Differential equations -- Spring 2017 -- final exam

MATH 335 -- Spring 2017 -- final exam

Name:_________________________ $\qquad$ 8 problems, 10 points each

• Write the problems in the given order, each problem on a separate page.
• Show enough work to justify your answers.

$\bullet$ 1. Solve by separating variables: $$y'=xy.$$

$\bullet$ 2. Solve by the method of integrating factor: $$y'=y/x.$$

$\bullet$ 3. Carry out $n=4$ steps of Euler's method with $h=.5$ for the following initial value problem: $$y'=y-x,\ y(0)=2.$$

$\bullet$ 4. Provide the definition of the uniqueness property and sketch an example of a solution set without it.

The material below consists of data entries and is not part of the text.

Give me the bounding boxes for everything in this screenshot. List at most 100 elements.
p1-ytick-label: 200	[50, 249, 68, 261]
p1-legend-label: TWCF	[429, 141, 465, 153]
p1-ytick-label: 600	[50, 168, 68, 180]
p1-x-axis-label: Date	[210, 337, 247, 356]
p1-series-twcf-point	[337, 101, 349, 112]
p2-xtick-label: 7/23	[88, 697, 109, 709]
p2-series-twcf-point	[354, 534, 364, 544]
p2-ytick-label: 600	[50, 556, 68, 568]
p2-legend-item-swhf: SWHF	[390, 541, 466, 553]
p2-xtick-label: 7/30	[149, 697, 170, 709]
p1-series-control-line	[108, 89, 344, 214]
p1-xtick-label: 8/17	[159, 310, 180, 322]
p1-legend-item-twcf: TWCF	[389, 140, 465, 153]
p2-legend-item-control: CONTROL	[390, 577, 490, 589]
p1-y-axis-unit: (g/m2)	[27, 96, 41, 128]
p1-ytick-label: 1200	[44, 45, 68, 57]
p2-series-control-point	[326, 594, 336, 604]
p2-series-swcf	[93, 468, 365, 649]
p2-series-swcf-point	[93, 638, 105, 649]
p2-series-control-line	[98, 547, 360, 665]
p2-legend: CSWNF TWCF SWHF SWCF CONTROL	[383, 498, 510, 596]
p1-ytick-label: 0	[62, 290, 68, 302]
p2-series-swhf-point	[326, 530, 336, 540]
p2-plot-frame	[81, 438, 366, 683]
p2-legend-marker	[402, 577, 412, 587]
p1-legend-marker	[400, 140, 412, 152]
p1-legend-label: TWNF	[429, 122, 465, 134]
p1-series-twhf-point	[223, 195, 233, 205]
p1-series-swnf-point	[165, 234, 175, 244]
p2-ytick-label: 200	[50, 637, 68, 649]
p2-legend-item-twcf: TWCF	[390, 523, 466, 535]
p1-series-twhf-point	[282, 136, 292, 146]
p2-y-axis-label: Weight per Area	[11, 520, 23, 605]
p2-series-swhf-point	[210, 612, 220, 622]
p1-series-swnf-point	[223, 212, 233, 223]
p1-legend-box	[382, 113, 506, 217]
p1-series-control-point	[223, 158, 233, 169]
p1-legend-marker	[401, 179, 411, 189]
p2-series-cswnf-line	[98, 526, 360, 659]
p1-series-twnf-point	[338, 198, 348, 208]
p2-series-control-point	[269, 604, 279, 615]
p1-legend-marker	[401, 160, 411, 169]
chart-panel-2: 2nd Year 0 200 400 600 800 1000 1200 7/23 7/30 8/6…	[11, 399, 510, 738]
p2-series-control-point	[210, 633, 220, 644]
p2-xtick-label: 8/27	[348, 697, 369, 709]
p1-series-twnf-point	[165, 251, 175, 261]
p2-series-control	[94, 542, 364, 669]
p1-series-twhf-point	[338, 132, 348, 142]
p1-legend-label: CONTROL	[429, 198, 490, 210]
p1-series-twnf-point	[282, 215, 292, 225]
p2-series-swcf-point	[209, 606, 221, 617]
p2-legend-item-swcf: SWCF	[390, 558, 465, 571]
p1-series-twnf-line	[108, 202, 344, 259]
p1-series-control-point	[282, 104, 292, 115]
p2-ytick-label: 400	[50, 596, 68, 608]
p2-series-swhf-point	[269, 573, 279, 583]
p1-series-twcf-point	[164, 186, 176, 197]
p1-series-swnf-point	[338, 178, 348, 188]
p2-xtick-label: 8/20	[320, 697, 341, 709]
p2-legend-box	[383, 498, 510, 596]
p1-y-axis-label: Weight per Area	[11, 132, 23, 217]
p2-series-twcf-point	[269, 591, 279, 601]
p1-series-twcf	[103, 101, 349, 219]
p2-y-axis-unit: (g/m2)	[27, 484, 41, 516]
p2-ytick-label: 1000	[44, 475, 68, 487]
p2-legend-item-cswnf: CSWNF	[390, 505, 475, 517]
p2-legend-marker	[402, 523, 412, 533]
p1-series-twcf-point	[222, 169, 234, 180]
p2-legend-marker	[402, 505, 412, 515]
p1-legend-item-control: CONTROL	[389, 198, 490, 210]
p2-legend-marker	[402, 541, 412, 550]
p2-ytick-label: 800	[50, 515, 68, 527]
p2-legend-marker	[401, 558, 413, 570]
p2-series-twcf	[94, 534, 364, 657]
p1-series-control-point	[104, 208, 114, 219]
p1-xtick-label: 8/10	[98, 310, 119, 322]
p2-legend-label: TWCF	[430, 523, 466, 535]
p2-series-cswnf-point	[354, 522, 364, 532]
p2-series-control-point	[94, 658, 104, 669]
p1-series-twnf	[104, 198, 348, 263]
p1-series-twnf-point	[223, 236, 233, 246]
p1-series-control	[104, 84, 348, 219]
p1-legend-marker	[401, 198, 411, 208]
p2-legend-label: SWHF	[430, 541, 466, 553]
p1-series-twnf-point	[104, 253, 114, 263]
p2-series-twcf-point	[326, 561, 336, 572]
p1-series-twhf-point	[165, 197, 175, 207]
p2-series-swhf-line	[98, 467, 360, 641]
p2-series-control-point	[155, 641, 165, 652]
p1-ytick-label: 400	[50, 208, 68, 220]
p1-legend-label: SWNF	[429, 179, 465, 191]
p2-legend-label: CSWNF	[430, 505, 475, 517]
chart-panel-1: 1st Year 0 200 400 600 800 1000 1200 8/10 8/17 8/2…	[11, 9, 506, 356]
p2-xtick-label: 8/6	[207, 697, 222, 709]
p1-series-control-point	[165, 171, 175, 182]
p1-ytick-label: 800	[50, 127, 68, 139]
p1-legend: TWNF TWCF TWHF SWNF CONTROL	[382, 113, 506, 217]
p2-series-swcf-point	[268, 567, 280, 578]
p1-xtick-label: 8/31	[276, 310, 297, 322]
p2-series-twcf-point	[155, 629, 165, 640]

$\bullet$ 5. A sketch of the solution set of an ODE $y'=f(t,y)$ is shown below. What can you say about the sign of $f$?

$\bullet$ 6. Find the eigenvalues and the eigenvectors of the following matrix: $$F=\left[\begin{array}{c}2&1\\1&2\end{array}\right].$$

$\bullet$ 7. Sketch the trajectories of a system of linear ODEs $X'=FX$ if the matrix $F$ has these pairs of eigenvalues and eigenvectors: $$\lambda_1=2,\ V_1=\left[\begin{array}{c}1\\0\end{array}\right] \text{ and } \lambda_2=-1,\ V_2=\left[\begin{array}{c}1\\1\end{array}\right].$$

$\bullet$ 8. Write the general solution of a system of linear ODEs $X'=FX$ if the matrix $F$ has these pairs of eigenvalues and eigenvectors: $$\lambda_1=i,\ V_1=\left[\begin{array}{c}1\\i\end{array}\right] \text{ and } \lambda_2=-i,\ V_2=\left[\begin{array}{c}1\\-i\end{array}\right],$$ and provide one non-trivial real solution of the system.